The devil at work in a crockery shop.

During the past week the Durham mining village of Howden-le-Wear, near Bishop Auckland, has been reduced to a state of positive fear by a series of inexplicable occurrences. Late on Sunday evening people passing the china shop of Mr Joseph Patterson, one of the oldest villagers, were startled by hearing terrific noises and explosions, and the old folks, who were at the time worshipping in the village chapel, were summoned.

On entering the shop, Mrs Patterson was startled to see china and glassware toppling from the shelves and crashing to the floor without any apparent cause. A large bottle of sweets tottered as if bewitched, and crashed against the plate-glass window, splintering it.

By this time a crowd of villagers was in the shop, and four lamps being lighted and hung from the ceiling, they watched. As surely as their gaze was concentrated on one side there would be a smash from behind, and on looking round a heap of broken crockery met their astonished gaze.

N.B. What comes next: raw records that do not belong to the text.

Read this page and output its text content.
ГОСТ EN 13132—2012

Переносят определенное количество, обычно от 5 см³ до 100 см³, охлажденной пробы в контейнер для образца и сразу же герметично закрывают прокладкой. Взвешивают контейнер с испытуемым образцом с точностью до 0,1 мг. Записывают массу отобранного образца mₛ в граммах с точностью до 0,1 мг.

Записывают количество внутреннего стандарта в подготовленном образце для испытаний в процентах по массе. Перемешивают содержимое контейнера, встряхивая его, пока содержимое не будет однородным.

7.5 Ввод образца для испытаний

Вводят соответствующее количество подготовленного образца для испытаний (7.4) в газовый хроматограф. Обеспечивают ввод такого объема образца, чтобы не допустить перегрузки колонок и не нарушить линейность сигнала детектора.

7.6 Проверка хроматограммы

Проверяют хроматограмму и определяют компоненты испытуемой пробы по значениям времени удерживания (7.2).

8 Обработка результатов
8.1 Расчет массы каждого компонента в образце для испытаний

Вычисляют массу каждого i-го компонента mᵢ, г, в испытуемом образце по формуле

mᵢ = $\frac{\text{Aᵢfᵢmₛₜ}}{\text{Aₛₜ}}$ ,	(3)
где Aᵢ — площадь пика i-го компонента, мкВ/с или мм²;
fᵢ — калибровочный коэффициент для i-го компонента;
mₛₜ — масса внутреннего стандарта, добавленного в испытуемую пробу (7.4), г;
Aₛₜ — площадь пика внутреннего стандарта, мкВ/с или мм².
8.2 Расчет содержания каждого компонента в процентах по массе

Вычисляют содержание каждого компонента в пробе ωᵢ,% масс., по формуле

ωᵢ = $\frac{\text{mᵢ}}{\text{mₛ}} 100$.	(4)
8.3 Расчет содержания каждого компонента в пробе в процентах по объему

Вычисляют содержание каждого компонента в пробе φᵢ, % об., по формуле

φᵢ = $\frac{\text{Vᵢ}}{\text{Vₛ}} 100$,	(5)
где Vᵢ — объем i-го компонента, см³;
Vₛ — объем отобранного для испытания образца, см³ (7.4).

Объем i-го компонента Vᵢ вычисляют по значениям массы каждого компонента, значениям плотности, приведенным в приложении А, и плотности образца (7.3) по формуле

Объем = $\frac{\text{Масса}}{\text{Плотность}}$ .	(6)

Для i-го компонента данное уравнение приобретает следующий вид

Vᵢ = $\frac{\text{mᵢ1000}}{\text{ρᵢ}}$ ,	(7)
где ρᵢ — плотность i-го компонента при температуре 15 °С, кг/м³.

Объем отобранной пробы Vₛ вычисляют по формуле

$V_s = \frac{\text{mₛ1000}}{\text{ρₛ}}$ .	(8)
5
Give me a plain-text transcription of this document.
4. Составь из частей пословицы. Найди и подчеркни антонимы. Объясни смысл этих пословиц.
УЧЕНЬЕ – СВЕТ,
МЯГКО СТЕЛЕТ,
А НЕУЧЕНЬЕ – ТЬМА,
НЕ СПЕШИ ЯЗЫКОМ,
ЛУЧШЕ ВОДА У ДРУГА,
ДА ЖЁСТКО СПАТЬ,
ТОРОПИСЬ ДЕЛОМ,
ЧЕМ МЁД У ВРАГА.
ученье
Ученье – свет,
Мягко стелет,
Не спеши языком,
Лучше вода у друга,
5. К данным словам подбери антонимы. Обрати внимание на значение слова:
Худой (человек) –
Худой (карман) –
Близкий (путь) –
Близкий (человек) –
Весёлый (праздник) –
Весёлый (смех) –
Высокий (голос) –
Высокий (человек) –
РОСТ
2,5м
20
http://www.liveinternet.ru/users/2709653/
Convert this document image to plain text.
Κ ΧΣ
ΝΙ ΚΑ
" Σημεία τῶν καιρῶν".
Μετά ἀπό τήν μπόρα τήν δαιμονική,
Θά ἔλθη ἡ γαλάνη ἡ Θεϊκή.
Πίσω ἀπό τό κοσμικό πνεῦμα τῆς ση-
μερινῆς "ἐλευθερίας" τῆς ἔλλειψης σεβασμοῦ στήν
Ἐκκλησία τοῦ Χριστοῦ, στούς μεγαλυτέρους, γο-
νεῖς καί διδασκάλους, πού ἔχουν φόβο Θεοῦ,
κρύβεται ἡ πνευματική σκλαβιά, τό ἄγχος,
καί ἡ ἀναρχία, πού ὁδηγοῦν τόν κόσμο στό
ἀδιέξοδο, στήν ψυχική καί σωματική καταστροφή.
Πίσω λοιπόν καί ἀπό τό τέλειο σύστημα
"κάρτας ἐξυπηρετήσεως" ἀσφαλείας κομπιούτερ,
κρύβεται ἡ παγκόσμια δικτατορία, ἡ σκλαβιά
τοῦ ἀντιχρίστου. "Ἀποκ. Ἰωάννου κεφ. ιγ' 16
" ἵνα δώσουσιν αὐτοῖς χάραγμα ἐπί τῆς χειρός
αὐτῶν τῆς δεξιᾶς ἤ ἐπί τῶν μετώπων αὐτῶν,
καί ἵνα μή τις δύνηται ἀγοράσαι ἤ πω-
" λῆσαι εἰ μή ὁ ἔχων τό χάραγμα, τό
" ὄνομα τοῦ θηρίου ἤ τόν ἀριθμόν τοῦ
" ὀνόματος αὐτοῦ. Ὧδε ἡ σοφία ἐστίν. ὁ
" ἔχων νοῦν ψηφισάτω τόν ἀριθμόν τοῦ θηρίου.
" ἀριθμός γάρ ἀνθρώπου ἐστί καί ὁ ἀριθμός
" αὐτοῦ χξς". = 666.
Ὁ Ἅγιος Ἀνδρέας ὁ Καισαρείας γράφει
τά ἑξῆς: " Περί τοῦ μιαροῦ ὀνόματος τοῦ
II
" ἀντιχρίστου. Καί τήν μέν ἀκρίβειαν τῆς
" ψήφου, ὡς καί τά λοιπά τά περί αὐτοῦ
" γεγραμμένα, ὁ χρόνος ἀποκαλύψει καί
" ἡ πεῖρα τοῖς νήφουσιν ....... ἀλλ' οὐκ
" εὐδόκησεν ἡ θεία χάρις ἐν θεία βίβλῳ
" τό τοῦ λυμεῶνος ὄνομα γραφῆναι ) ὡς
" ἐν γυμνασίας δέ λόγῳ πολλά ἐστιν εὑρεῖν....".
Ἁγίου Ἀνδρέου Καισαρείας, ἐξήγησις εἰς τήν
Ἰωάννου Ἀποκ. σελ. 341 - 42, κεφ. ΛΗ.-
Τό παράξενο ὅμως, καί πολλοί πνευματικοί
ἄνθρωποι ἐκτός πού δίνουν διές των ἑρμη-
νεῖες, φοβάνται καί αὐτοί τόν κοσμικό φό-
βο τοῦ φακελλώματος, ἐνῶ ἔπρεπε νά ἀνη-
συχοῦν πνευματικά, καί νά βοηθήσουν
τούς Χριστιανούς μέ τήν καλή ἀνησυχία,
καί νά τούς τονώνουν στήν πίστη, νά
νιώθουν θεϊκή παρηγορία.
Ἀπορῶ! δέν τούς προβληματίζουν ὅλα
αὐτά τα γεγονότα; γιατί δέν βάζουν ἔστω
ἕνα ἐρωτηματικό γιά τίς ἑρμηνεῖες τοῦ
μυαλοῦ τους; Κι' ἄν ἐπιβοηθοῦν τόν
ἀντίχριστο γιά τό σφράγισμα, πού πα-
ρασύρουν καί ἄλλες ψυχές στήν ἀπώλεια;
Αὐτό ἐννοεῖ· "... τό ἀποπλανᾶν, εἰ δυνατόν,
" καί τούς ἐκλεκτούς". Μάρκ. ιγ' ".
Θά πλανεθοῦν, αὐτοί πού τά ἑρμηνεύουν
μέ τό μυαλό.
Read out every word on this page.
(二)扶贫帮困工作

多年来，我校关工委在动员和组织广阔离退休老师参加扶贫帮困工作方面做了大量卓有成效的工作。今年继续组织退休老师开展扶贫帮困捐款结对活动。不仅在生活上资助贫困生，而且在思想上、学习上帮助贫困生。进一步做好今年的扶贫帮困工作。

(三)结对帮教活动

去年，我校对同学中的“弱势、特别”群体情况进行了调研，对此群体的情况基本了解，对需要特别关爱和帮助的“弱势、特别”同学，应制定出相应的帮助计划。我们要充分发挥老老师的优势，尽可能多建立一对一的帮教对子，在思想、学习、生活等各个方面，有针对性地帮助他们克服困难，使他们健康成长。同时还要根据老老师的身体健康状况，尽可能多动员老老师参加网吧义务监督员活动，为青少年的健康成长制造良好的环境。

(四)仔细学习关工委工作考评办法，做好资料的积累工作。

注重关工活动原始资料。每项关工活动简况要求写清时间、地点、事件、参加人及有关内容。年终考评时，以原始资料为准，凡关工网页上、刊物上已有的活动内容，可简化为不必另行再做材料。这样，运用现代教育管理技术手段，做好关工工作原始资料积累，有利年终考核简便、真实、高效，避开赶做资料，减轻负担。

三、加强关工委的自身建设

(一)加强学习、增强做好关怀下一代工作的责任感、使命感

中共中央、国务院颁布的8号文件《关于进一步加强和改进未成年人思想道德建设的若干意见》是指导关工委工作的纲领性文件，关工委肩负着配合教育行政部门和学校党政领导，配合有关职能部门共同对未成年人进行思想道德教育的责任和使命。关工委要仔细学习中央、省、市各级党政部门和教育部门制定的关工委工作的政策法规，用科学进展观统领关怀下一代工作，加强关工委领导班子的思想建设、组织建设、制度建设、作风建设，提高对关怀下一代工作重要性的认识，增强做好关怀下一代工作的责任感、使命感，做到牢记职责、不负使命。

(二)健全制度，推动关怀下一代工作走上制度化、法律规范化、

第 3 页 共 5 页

A neighbouring builder, who was the contractor for the shop 30 years ago, paid a visit of inspection to the cellars with a view to seeing if there had been any subsidence from adjacent colliery workings, but he was unable to find the slightest trace of a crack. He stood in the shop for nearly three hours, and though not given to superstitious fears, he confessed, as he saw crockery topple over without any apparent cause, and crash on the floor, that there was something decidedly uncanny and mysterious about the whole affair.

Mrs Patterson, who is nearing her 90th year, and has always been a devout worshipper, confided to a Press representative that “the devil had a bit of work in it.”

One young man was watching a particular shelf when he noticed a dinner tin roll over and fall to the floor. He picked it up and placed it safely back on to the shelf, but before he had turned round the tin again toppled over. Then he left it alone.

Outside quite a crowd of some two hundred persons had collected, and one man commenced to pray and preach and exort those around him to heed the warnings that were going on inside. Towards midnight the strange disturbances ceased, but the floor was completely covered with wreckage, and the damage is estimated at £30. [c. £3845 today]

Leominster News and North West Herefordshire and Radnorshire Advertiser, 17th January 1908.